Еще не было семи, когда Мирен услыхала, что Хошиан завез свой велосипед на кухню. Воскресенье. Что за дурацкая привычка протирать велосипед тряпкой и смазывать прямо в квартире. Как-то раз он спросил жену – в шутку? – не ревнует ли она его к велосипеду. Может, и вправду ревнует, потому что, если уж на то пошло, когда муж приласкал ее в последний раз? Господь свидетель, в жизни такого не было, даже когда он заделывал ей ребятишек! Весь запас любви он приберегает для своего велосипеда, для кувшина с вином в баре и для огорода. Мирен решила пока не вставать с постели, чтобы не столкнуться с Хошианом на кухне. У нее не было никакого желания вести сейчас разговоры. Спала она ужасно. Почему? Из-за музыки и фейерверка, а еще из-за компаний молодежи, которые ночь напролет куролесили на улице. Раньше ей нравились местные праздники. Теперь с каждым разом нравятся все меньше. Бум! Мирен услышала, как хлопнула входная дверь. Хошиан наконец-то убрался. Говорил он ей или нет, куда решил ехать? Нет, не говорил. Мирен еще пять минут пролежала под простыней, свернувшись калачиком, на случай, если Хошиан что-нибудь забыл и вздумает вернуться. Потом неспешно поднялась.

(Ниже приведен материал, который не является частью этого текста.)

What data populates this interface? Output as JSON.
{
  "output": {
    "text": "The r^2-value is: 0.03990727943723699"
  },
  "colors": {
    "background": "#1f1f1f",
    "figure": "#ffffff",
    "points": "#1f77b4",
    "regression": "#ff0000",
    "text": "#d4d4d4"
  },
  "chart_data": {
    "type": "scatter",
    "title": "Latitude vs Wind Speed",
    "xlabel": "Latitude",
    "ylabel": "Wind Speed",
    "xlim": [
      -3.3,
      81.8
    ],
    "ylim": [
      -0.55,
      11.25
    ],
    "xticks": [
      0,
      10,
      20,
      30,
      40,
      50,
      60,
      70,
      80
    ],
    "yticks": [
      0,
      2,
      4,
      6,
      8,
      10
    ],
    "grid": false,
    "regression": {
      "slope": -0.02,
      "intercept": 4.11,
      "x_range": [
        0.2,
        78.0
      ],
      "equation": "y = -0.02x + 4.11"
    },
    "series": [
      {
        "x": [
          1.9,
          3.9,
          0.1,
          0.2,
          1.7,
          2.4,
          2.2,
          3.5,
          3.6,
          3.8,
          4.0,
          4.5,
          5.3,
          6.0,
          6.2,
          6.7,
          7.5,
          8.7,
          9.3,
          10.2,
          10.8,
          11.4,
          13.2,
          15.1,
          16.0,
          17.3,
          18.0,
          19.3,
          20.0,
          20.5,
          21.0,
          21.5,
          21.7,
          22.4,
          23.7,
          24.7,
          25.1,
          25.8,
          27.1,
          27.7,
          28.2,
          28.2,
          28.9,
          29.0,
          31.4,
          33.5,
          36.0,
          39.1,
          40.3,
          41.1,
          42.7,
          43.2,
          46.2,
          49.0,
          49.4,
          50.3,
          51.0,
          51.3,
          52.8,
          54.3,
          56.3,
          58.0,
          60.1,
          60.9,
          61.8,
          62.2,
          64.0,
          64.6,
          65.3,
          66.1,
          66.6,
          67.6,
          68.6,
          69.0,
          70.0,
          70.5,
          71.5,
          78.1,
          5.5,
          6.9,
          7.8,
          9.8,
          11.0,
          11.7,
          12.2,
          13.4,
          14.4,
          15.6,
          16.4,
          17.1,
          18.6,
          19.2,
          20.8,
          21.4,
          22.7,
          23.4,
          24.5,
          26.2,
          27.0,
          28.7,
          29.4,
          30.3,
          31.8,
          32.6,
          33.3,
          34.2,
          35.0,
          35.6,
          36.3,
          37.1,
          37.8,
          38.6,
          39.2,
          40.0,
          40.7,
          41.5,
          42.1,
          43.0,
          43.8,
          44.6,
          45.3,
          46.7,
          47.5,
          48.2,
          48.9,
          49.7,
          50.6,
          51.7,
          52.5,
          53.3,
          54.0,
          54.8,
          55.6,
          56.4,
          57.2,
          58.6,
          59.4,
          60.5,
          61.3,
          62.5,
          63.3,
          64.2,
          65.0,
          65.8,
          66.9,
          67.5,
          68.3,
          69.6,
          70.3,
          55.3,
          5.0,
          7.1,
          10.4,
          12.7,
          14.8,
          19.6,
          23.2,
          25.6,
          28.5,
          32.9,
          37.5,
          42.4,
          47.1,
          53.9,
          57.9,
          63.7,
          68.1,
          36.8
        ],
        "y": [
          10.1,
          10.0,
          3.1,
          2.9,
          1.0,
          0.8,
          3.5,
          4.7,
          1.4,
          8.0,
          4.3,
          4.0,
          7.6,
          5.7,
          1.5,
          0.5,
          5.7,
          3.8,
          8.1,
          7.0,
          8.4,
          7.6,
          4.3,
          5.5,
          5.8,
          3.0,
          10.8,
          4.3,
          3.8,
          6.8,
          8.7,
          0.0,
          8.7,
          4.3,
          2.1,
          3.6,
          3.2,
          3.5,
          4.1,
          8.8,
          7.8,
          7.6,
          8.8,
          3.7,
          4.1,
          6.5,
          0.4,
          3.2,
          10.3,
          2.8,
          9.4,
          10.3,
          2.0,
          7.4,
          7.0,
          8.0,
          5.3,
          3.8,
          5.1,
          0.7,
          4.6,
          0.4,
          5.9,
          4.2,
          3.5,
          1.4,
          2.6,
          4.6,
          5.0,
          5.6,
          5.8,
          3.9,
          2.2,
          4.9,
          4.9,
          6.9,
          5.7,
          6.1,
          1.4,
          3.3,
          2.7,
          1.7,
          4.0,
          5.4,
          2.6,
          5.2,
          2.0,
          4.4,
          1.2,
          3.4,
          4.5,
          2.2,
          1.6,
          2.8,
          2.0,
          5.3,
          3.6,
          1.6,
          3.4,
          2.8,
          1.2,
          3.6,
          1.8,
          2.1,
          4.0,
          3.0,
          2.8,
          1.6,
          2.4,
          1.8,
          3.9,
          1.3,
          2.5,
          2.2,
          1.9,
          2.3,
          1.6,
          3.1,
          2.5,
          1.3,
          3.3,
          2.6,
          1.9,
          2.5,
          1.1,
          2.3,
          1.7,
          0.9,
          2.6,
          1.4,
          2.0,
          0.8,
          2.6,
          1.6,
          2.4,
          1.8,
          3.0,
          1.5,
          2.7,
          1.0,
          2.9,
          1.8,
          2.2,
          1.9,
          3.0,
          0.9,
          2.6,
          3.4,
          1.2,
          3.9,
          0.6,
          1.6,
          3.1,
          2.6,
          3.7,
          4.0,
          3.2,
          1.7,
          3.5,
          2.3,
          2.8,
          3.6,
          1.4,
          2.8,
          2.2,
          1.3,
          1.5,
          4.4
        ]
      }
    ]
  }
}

Биттори обнаружила на дне кофейника остатки вчерашнего кофе. И подумала, что если добавить немного молока и воды из-под крана, то на чашку хватит. Подогретый кофе и кусочек черствого хлеба – вот и весь ее завтрак. Убравшись в комнате и приведя в порядок себя саму, Биттори занялась кошачьими принадлежностями – засунула их в полиэтиленовый пакет. За один раз вынести все ей не удалось. Сначала выбросила в контейнер первую порцию, потом вторую. И снова поднялась в квартиру, чтобы прихватить сумку и судок, куда положила порцию вареного мяса с картошкой, перцем и томатным соусом, потому что решила поесть в полдень у себя дома в поселке. Шагая по улице, она почувствовала себя как-то необычно. Болей не было, зато была усталость, и постоянно кружилась голова. Поэтому, прежде чем дойти до автобуса, она несколько раз останавливалась, чтобы собраться с силами и отдышаться.